Il sera également possible de demander la nullité sur le fondement de l’article 901 du Code civil qui dispose que la libéralité est nulle lorsque le consentement a été vicié par l’erreur, le dol ou la violence, soit sur le fondement de l’insanité d’esprit du testateur. L’héritier qui souhaiterait contester le testament en s’appuyant sur un tel argument aura alors la charge de prouver le vice du consentement allégué, ce qui n’est pas une mince tâche. L’est encore moins celle de prouver un éventuel abus de faiblesse. Selon l’article 225-15-2 du Code pénal, il s’agira du fait, pour une personne, de profiter de la faiblesse d’un tiers afin de bénéficier d’avantages indus et de lui faire prendre des actes ou engagements contraires à son intérêt.

Ainsi, si en tant qu’héritier vous constatez que quelqu’un a pris avantage de la situation de faiblesse de votre proche défunt, porter plainte devant le Tribunal judiciaire pour abus de faiblesse permettra non seulement de faire annuler le testament frauduleux - sans doute obtenu grâce à des manipulations psychologiques et/ou physiques -, mais également de percevoir la part d’héritage qui vous revient de droit. L’abus de faiblesse constituera donc le fondement d’une contestation de testament pour vice du consentement. Néanmoins, cette action sera limitée au plan civil et non pénal (sauf si la victime ou le Ministère public a ouvert l’action sur le plan pénal au préalable).

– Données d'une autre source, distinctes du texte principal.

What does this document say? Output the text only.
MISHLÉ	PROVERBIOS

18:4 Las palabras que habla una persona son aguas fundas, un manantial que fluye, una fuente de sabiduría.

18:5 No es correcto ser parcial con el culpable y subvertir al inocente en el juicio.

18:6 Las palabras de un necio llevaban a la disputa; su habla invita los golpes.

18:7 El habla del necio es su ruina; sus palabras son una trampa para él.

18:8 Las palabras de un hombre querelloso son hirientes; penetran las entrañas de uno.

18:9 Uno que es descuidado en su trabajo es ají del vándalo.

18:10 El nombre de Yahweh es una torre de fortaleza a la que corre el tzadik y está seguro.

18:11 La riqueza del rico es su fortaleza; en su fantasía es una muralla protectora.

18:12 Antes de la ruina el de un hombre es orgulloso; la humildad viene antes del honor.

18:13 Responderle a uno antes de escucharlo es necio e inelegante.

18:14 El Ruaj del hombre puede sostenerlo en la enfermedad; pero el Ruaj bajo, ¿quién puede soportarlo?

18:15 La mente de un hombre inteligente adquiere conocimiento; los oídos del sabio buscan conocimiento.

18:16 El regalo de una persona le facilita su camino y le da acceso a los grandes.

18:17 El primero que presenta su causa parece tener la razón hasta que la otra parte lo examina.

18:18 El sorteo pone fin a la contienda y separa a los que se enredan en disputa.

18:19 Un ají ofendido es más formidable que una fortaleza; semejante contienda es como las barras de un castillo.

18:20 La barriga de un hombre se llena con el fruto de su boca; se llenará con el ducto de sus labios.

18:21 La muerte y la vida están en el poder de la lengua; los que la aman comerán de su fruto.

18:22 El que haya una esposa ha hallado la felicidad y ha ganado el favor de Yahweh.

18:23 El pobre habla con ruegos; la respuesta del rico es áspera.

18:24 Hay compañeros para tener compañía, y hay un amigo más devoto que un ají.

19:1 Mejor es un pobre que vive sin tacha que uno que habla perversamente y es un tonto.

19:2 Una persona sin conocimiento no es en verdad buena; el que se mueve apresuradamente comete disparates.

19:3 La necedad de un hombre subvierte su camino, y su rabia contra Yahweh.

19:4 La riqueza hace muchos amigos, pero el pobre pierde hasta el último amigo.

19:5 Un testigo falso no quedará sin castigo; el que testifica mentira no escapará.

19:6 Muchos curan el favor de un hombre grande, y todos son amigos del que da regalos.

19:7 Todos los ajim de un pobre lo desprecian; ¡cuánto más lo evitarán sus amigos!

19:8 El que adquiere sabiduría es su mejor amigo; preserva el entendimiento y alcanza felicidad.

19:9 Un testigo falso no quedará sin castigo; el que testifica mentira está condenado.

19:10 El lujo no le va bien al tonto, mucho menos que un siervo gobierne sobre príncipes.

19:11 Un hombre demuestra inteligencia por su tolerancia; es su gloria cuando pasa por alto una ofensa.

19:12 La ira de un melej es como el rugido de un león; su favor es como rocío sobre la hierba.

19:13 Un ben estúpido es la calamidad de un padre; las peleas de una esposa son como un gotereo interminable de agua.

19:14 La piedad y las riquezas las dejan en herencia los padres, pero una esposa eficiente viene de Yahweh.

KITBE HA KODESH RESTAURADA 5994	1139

Dans un autre cas de figure moins commun, mais tout aussi illégal, le testament désignerait un membre de profession médicale ou de pharmacie, un auxiliaire médical ayant prodigué des soins au défunt pendant la maladie dont il a succombé, et que la disposition a été faite en sa faveur au cours de cette maladie, l’article 909 du Code civil permet de fonder une demande en annulation judiciaire du testament. En effet, il ne peut pas, légalement, profiter de la disposition testamentaire, étant considéré comme un légataire illégal.

L’action en réduction pour empiètement sur la réserve héréditaire

Toutefois, face à n’importe quel type de testament et si le seul de vos arguments consiste en l’ignorance, par le défunt, de vos droits d’héritier réservataire dans le cadre de son testament, une action en contestation s’offre à vous. Nous parlerons alors d’une action en réduction, intervenant lorsqu’une disposition du testament empiète sur votre part de réserve héréditaire et/ou ne porte pas seulement sur la quotité disponible.

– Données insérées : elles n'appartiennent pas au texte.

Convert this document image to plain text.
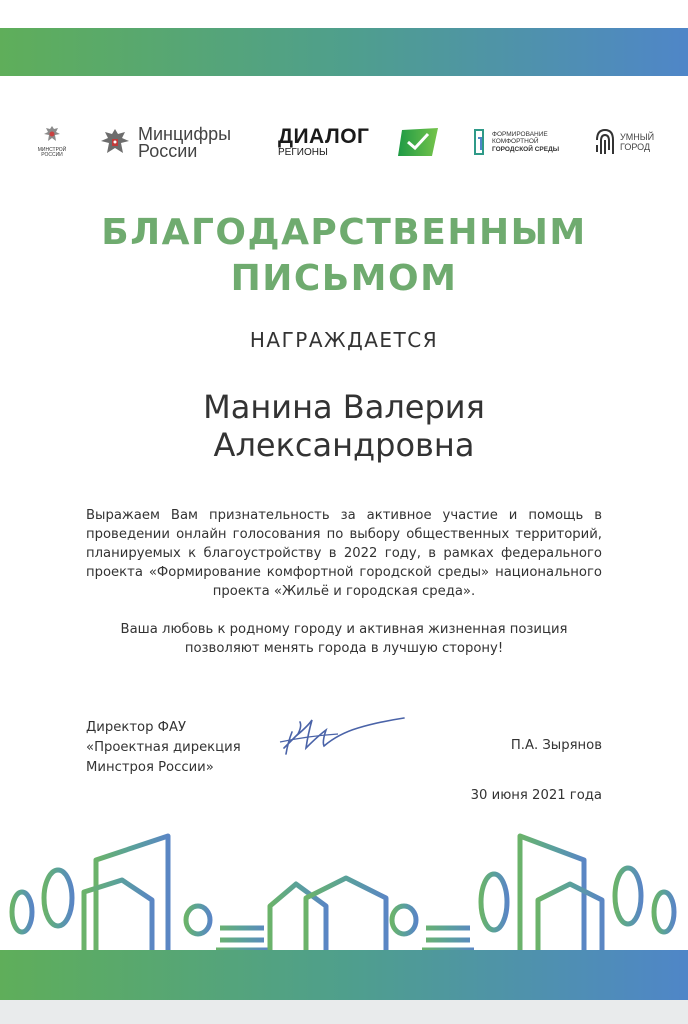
МИНСТРОЙ РОССИИ
Минцифры
России
ДИАЛОГ
РЕГИОНЫ
ФОРМИРОВАНИЕ
КОМФОРТНОЙ
ГОРОДСКОЙ СРЕДЫ
УМНЫЙ
ГОРОД
БЛАГОДАРСТВЕННЫМ
ПИСЬМОМ
НАГРАЖДАЕТСЯ
Манина Валерия
Александровна
Выражаем Вам признательность за активное участие и помощь в проведении онлайн голосования по выбору общественных территорий, планируемых к благоустройству в 2022 году, в рамках федерального проекта «Формирование комфортной городской среды» национального проекта «Жильё и городская среда».
Ваша любовь к родному городу и активная жизненная позиция позволяют менять города в лучшую сторону!
Директор ФАУ
«Проектная дирекция
Минстроя России»
П.А. Зырянов
30 июня 2021 года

L’article 921 du Code civil dispose que cette action est enfermée dans un délai de 5 ans à compter de l’ouverture de la succession ou dans un délai de 2 ans à compter du jour où les héritiers ont eu connaissance de l’atteinte portée à leur réserve, sans jamais pouvoir excéder 10 ans à compter du décès.

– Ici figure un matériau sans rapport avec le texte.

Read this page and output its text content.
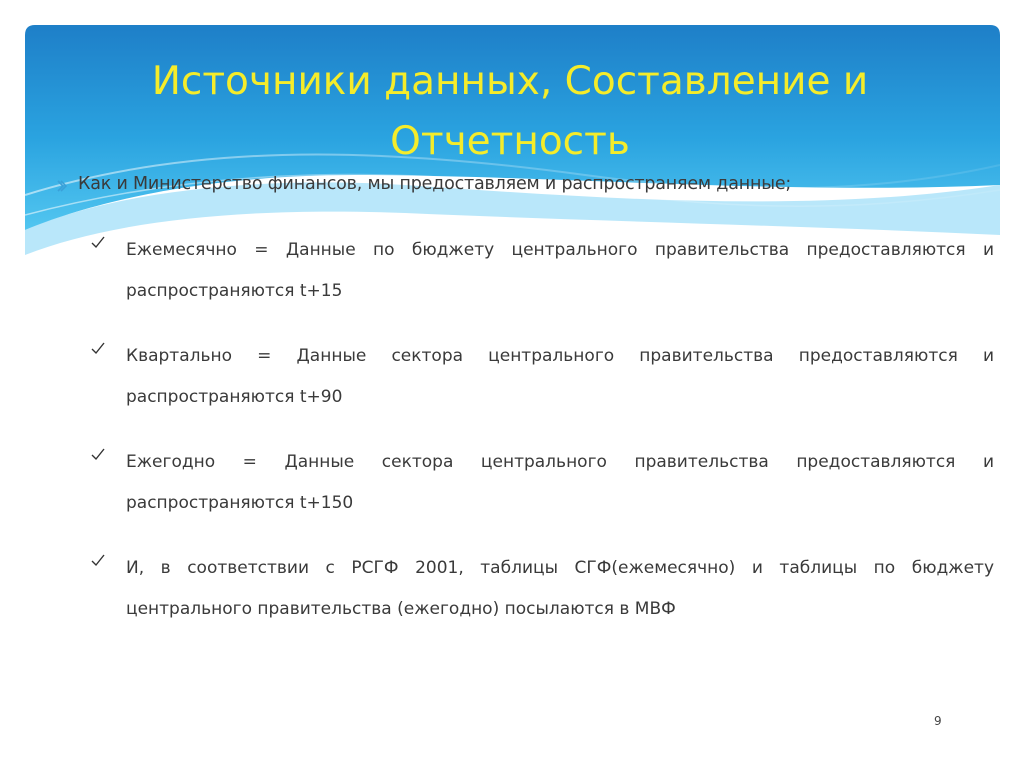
Источники данных, Составление и
Отчетность
Как и Министерство финансов, мы предоставляем и распространяем данные;
Ежемесячно = Данные по бюджету центрального правительства предоставляются и распространяются t+15
Квартально = Данные сектора центрального правительства предоставляются и распространяются t+90
Ежегодно = Данные сектора центрального правительства предоставляются и распространяются t+150
И, в соответствии с РСГФ 2001, таблицы СГФ(ежемесячно) и таблицы по бюджету центрального правительства (ежегодно) посылаются в МВФ
9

Cette action est, par ailleurs, ouverte aux héritiers réservataires, mais également à leurs ayants cause à titre particulier ou universel tels que les descendants ou créanciers chirographaires. Il est important de rappeler que cette action est indisponible pour le conjoint de l’héritier réservataire.

Étant donné qu’il s’agit d’une simple action en contestation et non pas en annulation (Chambre civile 1ère, 19 mars 1991, n° 89-17.094), ce n’est pas la nullité du testament qui sera prononcée, mais seulement un rééquilibrage qui sera effectué, entre les héritiers ou entre les tiers et les héritiers réservataires lésés.

En conclusion, sur la simple preuve de ce que la valeur des biens légués par le testament va au-delà des limites légales et en transgression des droits des héritiers réservataires, il sera possible de contester le testament qui vous déshérite devant le Tribunal judiciaire.